A OSS (Organização Social de Saúde) Mahatma Gandhi, que por cinco anos foi responsável pela gestão das UBSs (Unidades Básicas de Saúde) de Araçatuba (SP), foi alvo da “Operação Duas Caras”, deflagrada nesta quinta-feira (7) pelo Gaeco (Grupo de Atuação Especial de Combate ao Crime Organizado) do Ministério Público.
Segundo o que foi divulgado, foram expedidos mais de uma centena de mandados, incluindo de busca e apreensão e 12 de prisão temporária, além de outros para afastamento da entidade. Não foram cumpridos mandados em Araçatuba.

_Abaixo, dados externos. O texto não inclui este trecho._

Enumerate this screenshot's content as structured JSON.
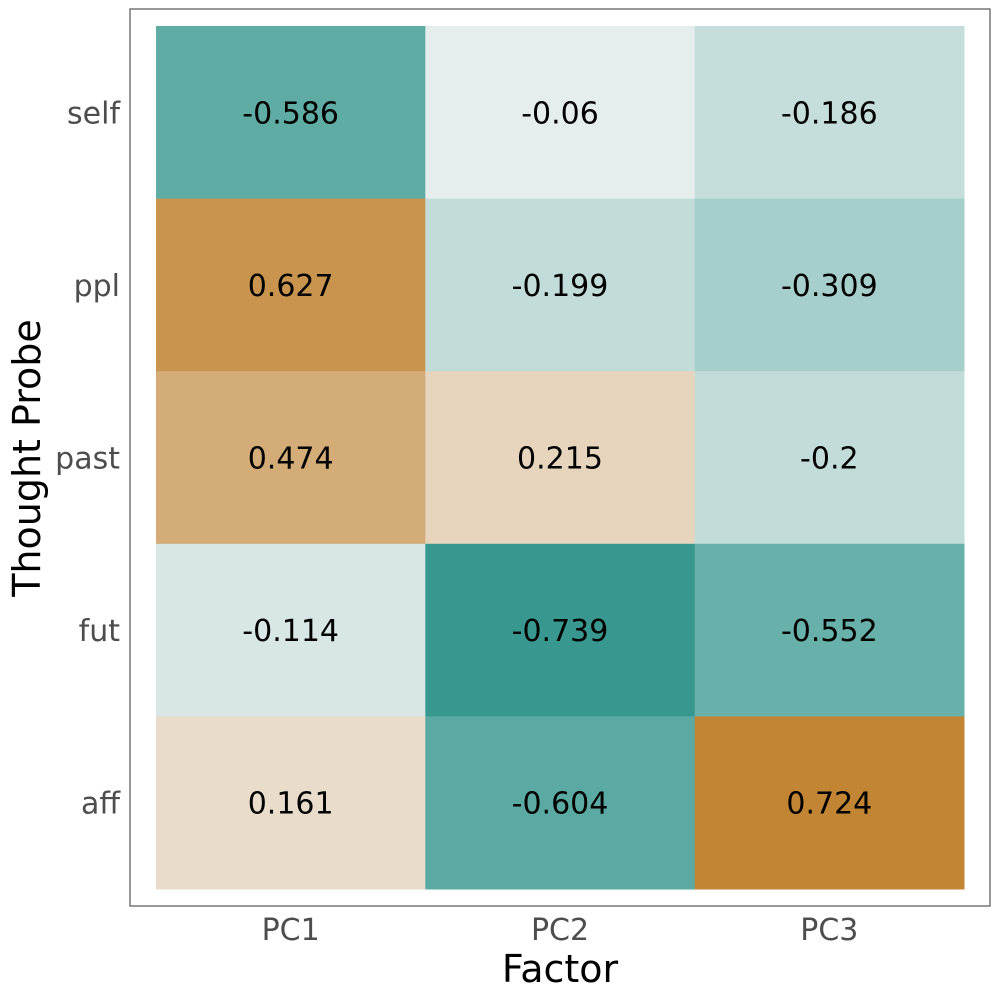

Eles foram cumpridos em Catanduva, Arujá, Carapicuíba, Piracicaba, Viradouro e Bauru, no Estado de São Paulo, além de Rio de Janeiro (RJ), Maricá (RJ), Alfredo Chaves (ES), Palhoça (SC), Itapoá (SC), Mafra (SC) e São José (SC). Ainda de acordo com o que foi divulgado, até o final da tarde, nove pessoas haviam sido presas em Catanduva.
O objetivo da operação é desbaratar esquema de corrupção e lavagem de dinheiro envolvendo a gestão de organização social na área da saúde. De acordo com o que foi divulgado, a investigação apontou desvios milionários de recursos públicos. Os valores transacionados sob suspeita ultrapassam R$ 1,6 bilhão.
Investigação
Ainda de acordo com o que foi divulgado, a suposta organização criminosa atuava sobretudo nos Estados de São Paulo, Rio de Janeiro, Espírito Santo, Minas Gerais, Santa Catarina e Rio Grande do Sul.
A investigação apontou que teria sido criada uma espécie de departamento extraoficial para múltiplas finalidades, entre elas, realizar contabilidade paralela e viabilizar pagamentos e benefícios indevidos para ampliar o lobby e conseguir contratos de gestão e seus respectivos financiamentos públicos.
“A obtenção de recursos permitia o aumento do lucro dos responsáveis pelo esquema, pois possibilitava a instalação das respectivas empresas na execução dos convênios” , informa nota divulgada pela assessoria de imprensa do Ministério Público.
Ainda de acordo com o que foi divulgado, a gestão da organização social teria provocado reflexos nos serviços públicos de saúde, inclusive com relatos de mortes em unidades administradas pelo grupo e grande número de ações trabalhistas.
Intervenção
Ainda no âmbito da operação, a Justiça determinou a intervenção na entidade com o objetivo de sanear sua administração e garantir a prestação proba e eficiente dos serviços de saúde contratados.
Está proibida a rescisão dos contratos de gestão pelo prazo de 30 dias, para evitar a interrupção abrupta dos serviços de saúde e reflexos negativos para os trabalhadores da organização social.
Ainda de acordo com o que foi divulgado, a Polícia Federal também deflagrou uma operação para apurar desvios de dinheiro da Saúde pelo mesmo grupo, relacionadas a verbas públicas que teriam sido desviadas do município de Bebedouro.
Duas Caras
O nome da operação é uma referência ao “modus operandi” da organização, segundo o Ministério Público, pois ela contrataria as próprias empresas do grupo nos contratos de gestão, as quais seriam utilizadas para a emissão de notas fiscais frias e superfaturadas.
Além disso, enquanto os gestores da entidade se posicionam como benfeitores, estariam drenando recursos públicos em benefício próprio e de terceiros.